Police in Indian-controlled Kashmir said they arrested a prominent journalist on accusations of publishing “anti-national content,” in a widening crackdown against media in the disputed region.
Fahad Shah, the editor of news portal Kashmir Walla, was summoned for questioning in southern Pulwama town on Friday and later arrested.
Police said he was identified among Facebook users and portals that had published “anti-national content,” without specifying what it is.
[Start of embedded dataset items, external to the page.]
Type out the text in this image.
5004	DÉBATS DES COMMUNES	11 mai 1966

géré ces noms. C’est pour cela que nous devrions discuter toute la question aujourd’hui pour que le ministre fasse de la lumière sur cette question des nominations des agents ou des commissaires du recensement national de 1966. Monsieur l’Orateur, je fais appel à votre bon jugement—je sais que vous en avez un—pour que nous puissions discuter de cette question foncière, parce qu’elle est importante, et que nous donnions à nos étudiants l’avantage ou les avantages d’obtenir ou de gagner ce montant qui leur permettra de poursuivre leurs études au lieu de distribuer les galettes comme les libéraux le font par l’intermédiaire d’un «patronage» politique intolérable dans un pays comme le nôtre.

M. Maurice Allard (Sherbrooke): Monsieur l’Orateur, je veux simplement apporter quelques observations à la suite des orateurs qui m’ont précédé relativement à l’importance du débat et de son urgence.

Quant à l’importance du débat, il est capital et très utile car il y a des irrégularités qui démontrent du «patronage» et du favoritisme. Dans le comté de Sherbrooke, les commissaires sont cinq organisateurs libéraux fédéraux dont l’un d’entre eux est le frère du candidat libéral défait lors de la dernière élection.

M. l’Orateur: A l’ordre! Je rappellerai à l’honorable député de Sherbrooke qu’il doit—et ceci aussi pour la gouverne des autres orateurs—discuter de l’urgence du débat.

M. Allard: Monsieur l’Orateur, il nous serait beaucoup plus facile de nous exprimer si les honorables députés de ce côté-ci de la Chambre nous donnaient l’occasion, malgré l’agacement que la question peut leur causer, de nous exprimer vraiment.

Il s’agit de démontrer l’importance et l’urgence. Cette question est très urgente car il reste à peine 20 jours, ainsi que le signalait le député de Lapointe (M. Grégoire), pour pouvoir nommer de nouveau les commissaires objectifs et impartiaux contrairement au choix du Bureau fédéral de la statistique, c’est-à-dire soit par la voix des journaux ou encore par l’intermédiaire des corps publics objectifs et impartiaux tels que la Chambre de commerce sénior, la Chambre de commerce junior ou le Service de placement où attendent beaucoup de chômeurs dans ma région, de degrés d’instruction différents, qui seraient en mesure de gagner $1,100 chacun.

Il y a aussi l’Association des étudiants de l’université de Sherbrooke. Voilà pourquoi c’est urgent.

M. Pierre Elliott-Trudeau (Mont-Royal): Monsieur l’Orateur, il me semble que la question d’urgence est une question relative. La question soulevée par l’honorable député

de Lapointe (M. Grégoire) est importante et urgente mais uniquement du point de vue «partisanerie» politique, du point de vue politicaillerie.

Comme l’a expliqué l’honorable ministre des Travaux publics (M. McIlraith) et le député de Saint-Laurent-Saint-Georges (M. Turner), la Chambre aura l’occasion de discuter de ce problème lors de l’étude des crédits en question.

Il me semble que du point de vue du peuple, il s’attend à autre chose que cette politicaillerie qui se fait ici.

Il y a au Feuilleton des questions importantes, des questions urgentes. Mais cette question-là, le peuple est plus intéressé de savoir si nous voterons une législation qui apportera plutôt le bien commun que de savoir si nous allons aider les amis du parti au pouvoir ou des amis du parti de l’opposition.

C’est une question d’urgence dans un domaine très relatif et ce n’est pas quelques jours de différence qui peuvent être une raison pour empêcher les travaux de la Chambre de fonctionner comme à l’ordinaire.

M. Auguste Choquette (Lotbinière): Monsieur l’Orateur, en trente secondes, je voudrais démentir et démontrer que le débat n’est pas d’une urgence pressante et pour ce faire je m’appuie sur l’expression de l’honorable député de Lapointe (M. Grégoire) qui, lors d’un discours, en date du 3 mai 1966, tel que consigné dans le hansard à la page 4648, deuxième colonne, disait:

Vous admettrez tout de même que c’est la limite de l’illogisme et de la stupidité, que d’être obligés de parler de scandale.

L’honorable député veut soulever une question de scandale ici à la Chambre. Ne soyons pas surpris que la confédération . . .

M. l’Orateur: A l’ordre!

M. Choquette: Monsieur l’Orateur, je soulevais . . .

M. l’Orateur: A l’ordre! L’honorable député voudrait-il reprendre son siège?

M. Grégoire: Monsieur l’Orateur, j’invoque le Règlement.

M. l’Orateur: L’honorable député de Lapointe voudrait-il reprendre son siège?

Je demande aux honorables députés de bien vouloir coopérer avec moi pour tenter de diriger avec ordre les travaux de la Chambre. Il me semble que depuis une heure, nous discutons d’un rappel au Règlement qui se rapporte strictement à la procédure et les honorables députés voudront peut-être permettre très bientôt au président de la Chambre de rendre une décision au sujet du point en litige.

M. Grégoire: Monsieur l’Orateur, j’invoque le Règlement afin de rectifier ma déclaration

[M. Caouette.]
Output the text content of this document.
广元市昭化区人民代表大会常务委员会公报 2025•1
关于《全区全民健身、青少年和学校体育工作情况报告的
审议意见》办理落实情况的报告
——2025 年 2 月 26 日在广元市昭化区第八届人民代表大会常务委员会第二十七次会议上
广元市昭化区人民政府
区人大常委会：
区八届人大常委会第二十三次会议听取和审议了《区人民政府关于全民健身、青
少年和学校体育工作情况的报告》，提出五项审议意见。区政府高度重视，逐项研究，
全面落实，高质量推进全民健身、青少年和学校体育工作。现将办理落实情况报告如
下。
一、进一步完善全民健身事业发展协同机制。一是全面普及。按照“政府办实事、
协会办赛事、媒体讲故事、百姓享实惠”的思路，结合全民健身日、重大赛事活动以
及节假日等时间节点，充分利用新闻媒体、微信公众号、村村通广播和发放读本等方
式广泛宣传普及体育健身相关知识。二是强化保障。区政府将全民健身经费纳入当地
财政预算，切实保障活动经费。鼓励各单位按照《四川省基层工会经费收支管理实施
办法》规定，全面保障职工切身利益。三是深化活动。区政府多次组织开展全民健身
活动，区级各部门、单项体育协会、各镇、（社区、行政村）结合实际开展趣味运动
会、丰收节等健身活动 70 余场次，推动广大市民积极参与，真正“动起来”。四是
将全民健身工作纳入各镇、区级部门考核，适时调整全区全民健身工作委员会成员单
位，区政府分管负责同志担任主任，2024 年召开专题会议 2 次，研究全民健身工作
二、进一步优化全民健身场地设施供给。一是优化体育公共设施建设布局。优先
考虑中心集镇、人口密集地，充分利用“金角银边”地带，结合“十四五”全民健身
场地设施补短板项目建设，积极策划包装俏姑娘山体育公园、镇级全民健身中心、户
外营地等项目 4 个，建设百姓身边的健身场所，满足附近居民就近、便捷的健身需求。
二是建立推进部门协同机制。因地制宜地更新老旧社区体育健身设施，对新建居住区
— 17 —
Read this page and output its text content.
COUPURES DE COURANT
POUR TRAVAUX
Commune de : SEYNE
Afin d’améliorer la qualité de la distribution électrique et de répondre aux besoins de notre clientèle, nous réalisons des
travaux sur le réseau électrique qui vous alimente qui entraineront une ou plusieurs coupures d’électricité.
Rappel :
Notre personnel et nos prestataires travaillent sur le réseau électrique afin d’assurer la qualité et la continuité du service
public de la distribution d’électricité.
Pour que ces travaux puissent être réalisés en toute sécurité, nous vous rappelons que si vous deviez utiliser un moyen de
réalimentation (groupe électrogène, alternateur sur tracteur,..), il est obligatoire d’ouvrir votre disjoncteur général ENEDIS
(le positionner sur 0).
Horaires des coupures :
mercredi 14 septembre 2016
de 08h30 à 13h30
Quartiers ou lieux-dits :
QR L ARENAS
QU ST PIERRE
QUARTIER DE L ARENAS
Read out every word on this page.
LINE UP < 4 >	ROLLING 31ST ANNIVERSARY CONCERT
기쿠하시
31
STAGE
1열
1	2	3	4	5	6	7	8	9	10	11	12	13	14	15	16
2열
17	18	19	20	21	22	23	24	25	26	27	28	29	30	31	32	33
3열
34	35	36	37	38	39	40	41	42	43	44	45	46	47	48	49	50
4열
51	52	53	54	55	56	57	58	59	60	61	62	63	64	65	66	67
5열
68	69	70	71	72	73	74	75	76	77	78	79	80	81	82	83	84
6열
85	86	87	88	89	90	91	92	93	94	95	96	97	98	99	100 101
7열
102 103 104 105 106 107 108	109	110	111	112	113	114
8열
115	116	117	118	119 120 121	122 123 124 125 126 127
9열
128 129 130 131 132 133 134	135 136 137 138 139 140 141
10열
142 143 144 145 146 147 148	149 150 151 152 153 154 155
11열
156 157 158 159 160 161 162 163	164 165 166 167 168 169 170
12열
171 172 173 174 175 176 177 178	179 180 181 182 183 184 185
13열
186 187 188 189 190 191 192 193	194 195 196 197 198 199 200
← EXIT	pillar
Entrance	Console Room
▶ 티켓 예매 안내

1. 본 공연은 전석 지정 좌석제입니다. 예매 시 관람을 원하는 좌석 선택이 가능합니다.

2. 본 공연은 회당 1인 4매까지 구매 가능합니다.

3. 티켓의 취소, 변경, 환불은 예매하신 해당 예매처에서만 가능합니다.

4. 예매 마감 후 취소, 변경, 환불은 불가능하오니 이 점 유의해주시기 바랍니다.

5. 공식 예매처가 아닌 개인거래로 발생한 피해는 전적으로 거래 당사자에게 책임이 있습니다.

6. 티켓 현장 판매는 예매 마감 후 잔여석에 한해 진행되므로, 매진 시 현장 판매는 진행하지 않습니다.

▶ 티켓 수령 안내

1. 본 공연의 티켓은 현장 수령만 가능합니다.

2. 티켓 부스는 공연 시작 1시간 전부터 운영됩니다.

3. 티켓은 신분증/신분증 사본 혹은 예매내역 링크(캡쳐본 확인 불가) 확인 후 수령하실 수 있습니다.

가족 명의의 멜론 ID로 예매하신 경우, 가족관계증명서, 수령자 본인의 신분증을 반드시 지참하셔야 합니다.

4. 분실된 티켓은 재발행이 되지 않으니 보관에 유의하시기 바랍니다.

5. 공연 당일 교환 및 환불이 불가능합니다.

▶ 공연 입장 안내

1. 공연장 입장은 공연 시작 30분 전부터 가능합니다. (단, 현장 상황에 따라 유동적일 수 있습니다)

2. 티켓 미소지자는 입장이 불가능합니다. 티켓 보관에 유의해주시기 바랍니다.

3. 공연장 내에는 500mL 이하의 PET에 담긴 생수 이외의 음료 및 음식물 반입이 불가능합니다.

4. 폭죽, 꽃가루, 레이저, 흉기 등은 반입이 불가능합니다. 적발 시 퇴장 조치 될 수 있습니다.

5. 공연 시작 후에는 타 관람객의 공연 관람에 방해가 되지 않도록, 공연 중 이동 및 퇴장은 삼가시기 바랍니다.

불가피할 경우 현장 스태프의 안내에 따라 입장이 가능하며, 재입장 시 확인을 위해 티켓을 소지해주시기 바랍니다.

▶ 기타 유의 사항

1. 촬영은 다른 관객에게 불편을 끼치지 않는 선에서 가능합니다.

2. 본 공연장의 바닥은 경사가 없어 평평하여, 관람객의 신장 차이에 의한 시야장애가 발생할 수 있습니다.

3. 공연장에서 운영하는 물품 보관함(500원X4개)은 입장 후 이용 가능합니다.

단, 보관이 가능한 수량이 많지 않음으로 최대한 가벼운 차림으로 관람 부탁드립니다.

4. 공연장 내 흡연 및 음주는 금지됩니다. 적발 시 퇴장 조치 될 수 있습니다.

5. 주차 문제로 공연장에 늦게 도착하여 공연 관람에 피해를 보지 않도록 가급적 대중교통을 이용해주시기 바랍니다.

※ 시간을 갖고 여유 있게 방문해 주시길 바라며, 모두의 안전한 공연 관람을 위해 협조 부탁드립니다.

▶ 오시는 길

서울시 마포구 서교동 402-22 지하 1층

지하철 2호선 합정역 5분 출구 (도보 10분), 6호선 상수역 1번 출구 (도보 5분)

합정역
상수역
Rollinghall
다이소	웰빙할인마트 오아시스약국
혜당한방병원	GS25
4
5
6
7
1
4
It said the content was posted with “criminal intention" to create fear and could “provoke the public to disturb law and order.” It said such content was “tantamount to glorifying the terrorist activities.”
The case relates to a gunfight between rebels trapped inside a civilian home and Indian troops in Pulwama on Jan. 30. Police had said a Kashmiri rebel commander was killed in the fighting along with a Pakistani and another local militant. They described the fourth slain teenage boy, the house owner’s son, as a “hybrid” militant, a term authorities began using last year for alleged militants with no police record and who operate as civilians.
Kashmir Walla carried a series of reports on the fighting presenting both sides of the story. One video report quoted family members of the slain boy refuting the police.
Another video quoted the boy’s sister contradicting an earlier statement from the family.
Shah, 34, was arrested under India's harsh anti-terror and sedition laws, which include punishment of up to seven years.
Shah and few other reporters associated with Kashmir Walla have been questioned for their reporting several times in the last few years.
On Saturday, police tweeted that Shah was wanted in three cases for "glorifying terrorism, spreading fake news & inciting general public for creating L&O (law and order) situations.”
The award-winning journalist has also reported for several foreign publications.
Kashmir is divided between India and Pakistan and both claim it in full. Since 1989, a full-blown armed rebellion has raged in the Indian-controlled part seeking a united Kashmir, either under Pakistani rule or independent of both.
The region is one of the most heavily militarized in the world. Tens of thousands of civilians, rebels and government forces have been killed in the raging conflict.
Journalists have long contended with threats in Indian-controlled Kashmir. But their predicament became worse after India revoked the region’s semi-autonomy in 2019, throwing Kashmir under a severe security and communication lockdown. A year later, the government’s new media policy sought to control the press to censure independent reporting.
Dozens have been arrested, interrogated and investigated. Fearing reprisals, local press has largely wilted under pressure.
Last month, police arrested journalist Sajad Gul after his tweet linked a video clip of a protest against Indian rule following a rebel’s killing.
Also in January, a few journalists supportive of the Indian government, with assistance from armed police, took control of the Kashmir Valley’s only independent press club.
Authorities shut it down the following day, drawing sharp criticism from media watchdogs.
The New York-based Committee to Protect Journalists asked Indian authorities to “immediately and unconditionally” release Shah and “drop any investigation into his work and cease detaining members of the press.”
Steven Butler, CPJ’s Asia program coordinator, said in a statement the arrest “shows Jammu and Kashmir authorities’ utter disregard for press freedom and the fundamental right of journalists to report freely and safely.”
“Authorities must immediately release Shah, and all other journalists behind bars, and cease detaining and harassing journalists for simply doing their jobs,” he said.